Perhaps “fugitive corners” is the wrong term, because they aren't corners, but margins. Much like how in the American Midwest, prairie species continued to thrive along the embankments of railroad lines and cemetery fences, the remnants of the old Bangkok form a tentacular pattern, likewise along railroad lines and canals, underneath highways, pressed hard between six-lane roads choked with barreling delivery trucks.

Underneath the shadow of the crystalline new city, the lumpenproletariat make their living among rust-stained concrete and rebar, and these spaces are filled with hidden patterns, specialized markets, ethnic and linguistic links to the parched Burmese plains, the hills of Java, the swampy ground of the Mekong Delta.

I haven't explored these areas thoroughly. When I've walked through their hearts, more often than not, I've felt unwanted, an interloper, past living rooms open to the street where families gathered on duvets on the floor to watch the evening game shows and soap operas, before foyers that seemed like junk shops gathering years of scrap wood and old calendars, into engine shops and hardware stores smelling of oil and metal, parts of antique Fiats and Datsuns oxidizing on creaking shelves.

The cinnamon shops, I think, as I cross the bridge over the canal.

In 1934, Bruno Schulz published his story of that name, the story of a young boy adrift amid the magical junk shops of Schulz's hometown of Drohobycz, now part of Ukraine, but variously Polish, Russian, and Austrian in previous times. The cinnamon shops, to Schulz, were the wondrous repositories of the exotic and the forgotten, “Bengal lights, magic boxes, the stamps of long-forgotten countries, Chinese decals, indigo, calaphony from Malabar, the eggs of exotic insects...”

And this resonated so closely when I read Schulz. For as long as I could remember, I had been attracted to the ancient and the forgotten, and had scoured garage sales and used bookstores for antique atlases and postcards. I was just at the age, when I read Schulz, when I dove headlong into the “vintage,” wearing shirts that had been worn for years by Iowan farmers. To see this desire reflected in a totally different time, that of the Galician steppe 70 years before, but in identical form – and what the fuck was calaphony? – was bracing.

So wherever I have lived and traveled since, I have been aware of entering the cinnamon shops. I had seen them in vellum scripts in Oxford, their 18th Century handwriting verging on the illegible, in the dusty junk-drawer Main Street storefronts of Iowa and Minnesota, in a pile of old printing blocks in Nikko, an hour north of Tokyo.

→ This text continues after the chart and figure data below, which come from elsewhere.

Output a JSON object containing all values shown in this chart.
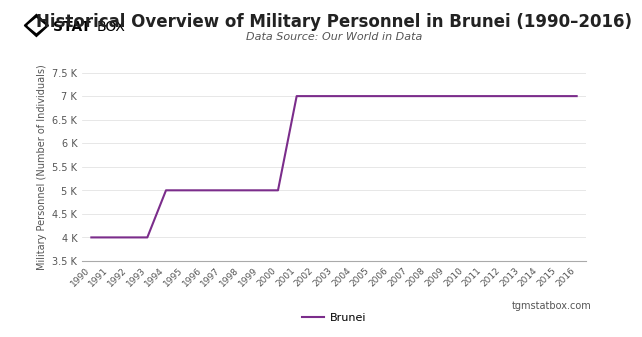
{
  "title": "Historical Overview of Military Personnel in Brunei (1990–2016)",
  "subtitle": "Data Source: Our World in Data",
  "ylabel": "Military Personnel (Number of Individuals)",
  "line_color": "#7B2D8B",
  "legend_label": "Brunei",
  "background_color": "#ffffff",
  "plot_bg_color": "#ffffff",
  "years": [
    1990,
    1991,
    1992,
    1993,
    1994,
    1995,
    1996,
    1997,
    1998,
    1999,
    2000,
    2001,
    2002,
    2003,
    2004,
    2005,
    2006,
    2007,
    2008,
    2009,
    2010,
    2011,
    2012,
    2013,
    2014,
    2015,
    2016
  ],
  "values": [
    4000,
    4000,
    4000,
    4000,
    5000,
    5000,
    5000,
    5000,
    5000,
    5000,
    5000,
    7000,
    7000,
    7000,
    7000,
    7000,
    7000,
    7000,
    7000,
    7000,
    7000,
    7000,
    7000,
    7000,
    7000,
    7000,
    7000
  ],
  "ylim": [
    3500,
    7500
  ],
  "yticks": [
    3500,
    4000,
    4500,
    5000,
    5500,
    6000,
    6500,
    7000,
    7500
  ],
  "ytick_labels": [
    "3.5 K",
    "4 K",
    "4.5 K",
    "5 K",
    "5.5 K",
    "6 K",
    "6.5 K",
    "7 K",
    "7.5 K"
  ],
  "footer_text": "tgmstatbox.com",
  "title_fontsize": 12,
  "subtitle_fontsize": 8,
  "axis_label_fontsize": 7,
  "tick_fontsize": 7,
  "legend_fontsize": 8,
  "line_width": 1.5
}
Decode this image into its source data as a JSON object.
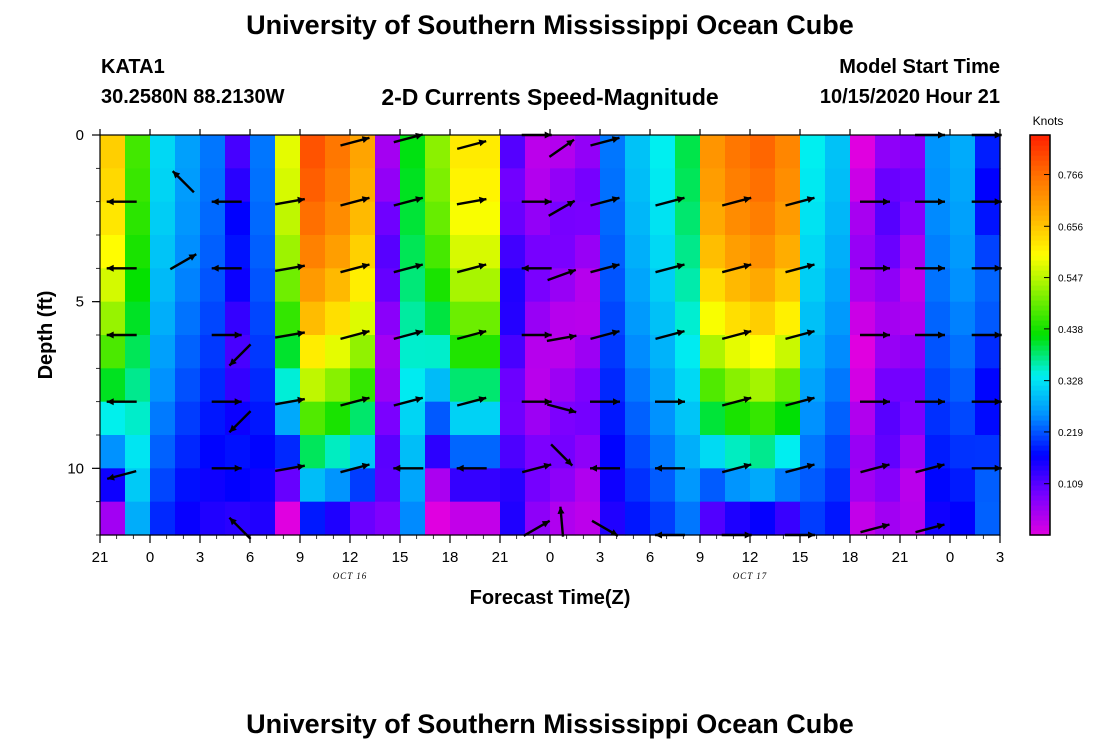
{
  "header": {
    "title": "University of Southern Mississippi Ocean Cube",
    "station": "KATA1",
    "coordinates": "30.2580N 88.2130W",
    "subtitle": "2-D Currents Speed-Magnitude",
    "model_start_label": "Model Start Time",
    "model_start_value": "10/15/2020 Hour 21"
  },
  "footer": {
    "title": "University of Southern Mississippi Ocean Cube"
  },
  "colors": {
    "background": "#ffffff",
    "axis": "#000000",
    "arrow": "#000000",
    "colormap": [
      "#e000e0",
      "#7a00ff",
      "#0000ff",
      "#0090ff",
      "#00f0f0",
      "#00e000",
      "#80f000",
      "#ffff00",
      "#ffb000",
      "#ff7000",
      "#ff2000"
    ]
  },
  "chart_data": {
    "type": "heatmap",
    "title": "2-D Currents Speed-Magnitude",
    "xlabel": "Forecast Time(Z)",
    "ylabel": "Depth (ft)",
    "x_hours": [
      0,
      54
    ],
    "x_tick_labels": [
      "21",
      "0",
      "3",
      "6",
      "9",
      "12",
      "15",
      "18",
      "21",
      "0",
      "3",
      "6",
      "9",
      "12",
      "15",
      "18",
      "21",
      "0",
      "3"
    ],
    "date_labels": [
      {
        "text": "OCT 16",
        "at_hour": 15
      },
      {
        "text": "OCT 17",
        "at_hour": 39
      }
    ],
    "y_range": [
      0,
      12
    ],
    "y_ticks": [
      0,
      5,
      10
    ],
    "colorbar": {
      "label": "Knots",
      "range": [
        0,
        0.85
      ],
      "ticks": [
        0.109,
        0.219,
        0.328,
        0.438,
        0.547,
        0.656,
        0.766
      ]
    },
    "depth_rows": 12,
    "time_columns": 36,
    "speed_profile_knots": [
      0.65,
      0.45,
      0.3,
      0.25,
      0.22,
      0.15,
      0.22,
      0.58,
      0.8,
      0.76,
      0.7,
      0.08,
      0.4,
      0.52,
      0.62,
      0.62,
      0.12,
      0.06,
      0.06,
      0.06,
      0.22,
      0.28,
      0.32,
      0.38,
      0.72,
      0.76,
      0.78,
      0.74,
      0.32,
      0.28,
      0.03,
      0.08,
      0.06,
      0.24,
      0.26,
      0.2
    ],
    "vectors": [
      {
        "hour": 1.3,
        "depth": 2,
        "dir": 180
      },
      {
        "hour": 1.3,
        "depth": 4,
        "dir": 180
      },
      {
        "hour": 1.3,
        "depth": 6,
        "dir": 180
      },
      {
        "hour": 1.3,
        "depth": 8,
        "dir": 180
      },
      {
        "hour": 1.3,
        "depth": 10.2,
        "dir": 195
      },
      {
        "hour": 5.0,
        "depth": 1.4,
        "dir": 135
      },
      {
        "hour": 5.0,
        "depth": 3.8,
        "dir": 30
      },
      {
        "hour": 7.6,
        "depth": 2,
        "dir": 180
      },
      {
        "hour": 7.6,
        "depth": 4,
        "dir": 180
      },
      {
        "hour": 7.6,
        "depth": 6,
        "dir": 0
      },
      {
        "hour": 7.6,
        "depth": 8,
        "dir": 0
      },
      {
        "hour": 7.6,
        "depth": 10,
        "dir": 0
      },
      {
        "hour": 8.4,
        "depth": 6.6,
        "dir": 225
      },
      {
        "hour": 8.4,
        "depth": 8.6,
        "dir": 225
      },
      {
        "hour": 8.4,
        "depth": 11.8,
        "dir": 135
      },
      {
        "hour": 11.4,
        "depth": 2,
        "dir": 10
      },
      {
        "hour": 11.4,
        "depth": 4,
        "dir": 10
      },
      {
        "hour": 11.4,
        "depth": 6,
        "dir": 10
      },
      {
        "hour": 11.4,
        "depth": 8,
        "dir": 10
      },
      {
        "hour": 11.4,
        "depth": 10,
        "dir": 10
      },
      {
        "hour": 15.3,
        "depth": 0.2,
        "dir": 15
      },
      {
        "hour": 15.3,
        "depth": 2,
        "dir": 15
      },
      {
        "hour": 15.3,
        "depth": 4,
        "dir": 15
      },
      {
        "hour": 15.3,
        "depth": 6,
        "dir": 15
      },
      {
        "hour": 15.3,
        "depth": 8,
        "dir": 15
      },
      {
        "hour": 15.3,
        "depth": 10,
        "dir": 15
      },
      {
        "hour": 18.5,
        "depth": 0.1,
        "dir": 15
      },
      {
        "hour": 18.5,
        "depth": 2,
        "dir": 15
      },
      {
        "hour": 18.5,
        "depth": 4,
        "dir": 15
      },
      {
        "hour": 18.5,
        "depth": 6,
        "dir": 15
      },
      {
        "hour": 18.5,
        "depth": 8,
        "dir": 15
      },
      {
        "hour": 18.5,
        "depth": 10,
        "dir": 180
      },
      {
        "hour": 22.3,
        "depth": 0.3,
        "dir": 15
      },
      {
        "hour": 22.3,
        "depth": 2,
        "dir": 10
      },
      {
        "hour": 22.3,
        "depth": 4,
        "dir": 15
      },
      {
        "hour": 22.3,
        "depth": 6,
        "dir": 15
      },
      {
        "hour": 22.3,
        "depth": 8,
        "dir": 15
      },
      {
        "hour": 22.3,
        "depth": 10,
        "dir": 180
      },
      {
        "hour": 26.2,
        "depth": 0,
        "dir": 0
      },
      {
        "hour": 26.2,
        "depth": 2,
        "dir": 0
      },
      {
        "hour": 26.2,
        "depth": 4,
        "dir": 180
      },
      {
        "hour": 26.2,
        "depth": 6,
        "dir": 0
      },
      {
        "hour": 26.2,
        "depth": 8,
        "dir": 0
      },
      {
        "hour": 26.2,
        "depth": 10,
        "dir": 15
      },
      {
        "hour": 26.2,
        "depth": 11.8,
        "dir": 30
      },
      {
        "hour": 27.7,
        "depth": 0.4,
        "dir": 35
      },
      {
        "hour": 27.7,
        "depth": 2.2,
        "dir": 30
      },
      {
        "hour": 27.7,
        "depth": 4.2,
        "dir": 20
      },
      {
        "hour": 27.7,
        "depth": 6.1,
        "dir": 10
      },
      {
        "hour": 27.7,
        "depth": 8.2,
        "dir": 345
      },
      {
        "hour": 27.7,
        "depth": 9.6,
        "dir": 315
      },
      {
        "hour": 27.7,
        "depth": 11.6,
        "dir": 95
      },
      {
        "hour": 30.3,
        "depth": 0.2,
        "dir": 15
      },
      {
        "hour": 30.3,
        "depth": 2,
        "dir": 15
      },
      {
        "hour": 30.3,
        "depth": 4,
        "dir": 15
      },
      {
        "hour": 30.3,
        "depth": 6,
        "dir": 15
      },
      {
        "hour": 30.3,
        "depth": 8,
        "dir": 0
      },
      {
        "hour": 30.3,
        "depth": 10,
        "dir": 180
      },
      {
        "hour": 30.3,
        "depth": 11.8,
        "dir": 330
      },
      {
        "hour": 34.2,
        "depth": 2,
        "dir": 15
      },
      {
        "hour": 34.2,
        "depth": 4,
        "dir": 15
      },
      {
        "hour": 34.2,
        "depth": 6,
        "dir": 15
      },
      {
        "hour": 34.2,
        "depth": 8,
        "dir": 0
      },
      {
        "hour": 34.2,
        "depth": 10,
        "dir": 180
      },
      {
        "hour": 34.2,
        "depth": 12,
        "dir": 180
      },
      {
        "hour": 38.2,
        "depth": 2,
        "dir": 15
      },
      {
        "hour": 38.2,
        "depth": 4,
        "dir": 15
      },
      {
        "hour": 38.2,
        "depth": 6,
        "dir": 15
      },
      {
        "hour": 38.2,
        "depth": 8,
        "dir": 15
      },
      {
        "hour": 38.2,
        "depth": 10,
        "dir": 15
      },
      {
        "hour": 38.2,
        "depth": 12,
        "dir": 0
      },
      {
        "hour": 42.0,
        "depth": 2,
        "dir": 15
      },
      {
        "hour": 42.0,
        "depth": 4,
        "dir": 15
      },
      {
        "hour": 42.0,
        "depth": 6,
        "dir": 15
      },
      {
        "hour": 42.0,
        "depth": 8,
        "dir": 15
      },
      {
        "hour": 42.0,
        "depth": 10,
        "dir": 15
      },
      {
        "hour": 42.0,
        "depth": 12,
        "dir": 0
      },
      {
        "hour": 46.5,
        "depth": 2,
        "dir": 0
      },
      {
        "hour": 46.5,
        "depth": 4,
        "dir": 0
      },
      {
        "hour": 46.5,
        "depth": 6,
        "dir": 0
      },
      {
        "hour": 46.5,
        "depth": 8,
        "dir": 0
      },
      {
        "hour": 46.5,
        "depth": 10,
        "dir": 15
      },
      {
        "hour": 46.5,
        "depth": 11.8,
        "dir": 15
      },
      {
        "hour": 49.8,
        "depth": 0,
        "dir": 0
      },
      {
        "hour": 49.8,
        "depth": 2,
        "dir": 0
      },
      {
        "hour": 49.8,
        "depth": 4,
        "dir": 0
      },
      {
        "hour": 49.8,
        "depth": 6,
        "dir": 0
      },
      {
        "hour": 49.8,
        "depth": 8,
        "dir": 0
      },
      {
        "hour": 49.8,
        "depth": 10,
        "dir": 15
      },
      {
        "hour": 49.8,
        "depth": 11.8,
        "dir": 15
      },
      {
        "hour": 53.2,
        "depth": 0,
        "dir": 0
      },
      {
        "hour": 53.2,
        "depth": 2,
        "dir": 0
      },
      {
        "hour": 53.2,
        "depth": 4,
        "dir": 0
      },
      {
        "hour": 53.2,
        "depth": 6,
        "dir": 0
      },
      {
        "hour": 53.2,
        "depth": 8,
        "dir": 0
      },
      {
        "hour": 53.2,
        "depth": 10,
        "dir": 0
      }
    ]
  }
}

As the city moves upwards, what were once the main form of commerce in Bangkok become the cinnamon shops. The standard Chinese remedies are now patent medicines in dusty jars. The weekly magazines of the Thai housewives of the 1960s are now a mildewing pile. The decorative temple-mural pattern on a notebook becomes a cheap relic. The once brand-new row of masonry houses now lurks beneath the expressway.

In the digital era, will our relics experience the same fate? Is our Instagram photo, already cinnamon'd, already filtered to look like it was taken with an old Lomo, going to be a talisman of a bygone era?

Our lives are as still images. We never see the subtle shifts in the aesthetics around us until they're gone. Then they're gone and we look back, and call it nostalgia. And we archive our nostalgias, relegate them to the museum of our own past, whether that our is a single person or the entire human collective memory.

And we organize those nostalgias into gestalt images of a place, a time, forming these abstractions, and if the abstractions become objects of fixation, they run the risk of becoming caricatures, grotesques.

I arrive at the Ekkamai intersection, now fully back in the modern city. To cool off a bit, I walk into Gateway, a disorienting Japanese-themed mall, where women in cosplay uniforms bark at you to take a shampoo sample or come into a sushi restaurant. A man clumsily trods past in a giant robot outfit.

I'm thrust from a hazy, dusty nostalgia, into another abstraction, one of Shinjuku hypermodernity. 50 years, five minutes. As I walk out into the blinding sunlight, the whole city seems to fall quiet for just a second.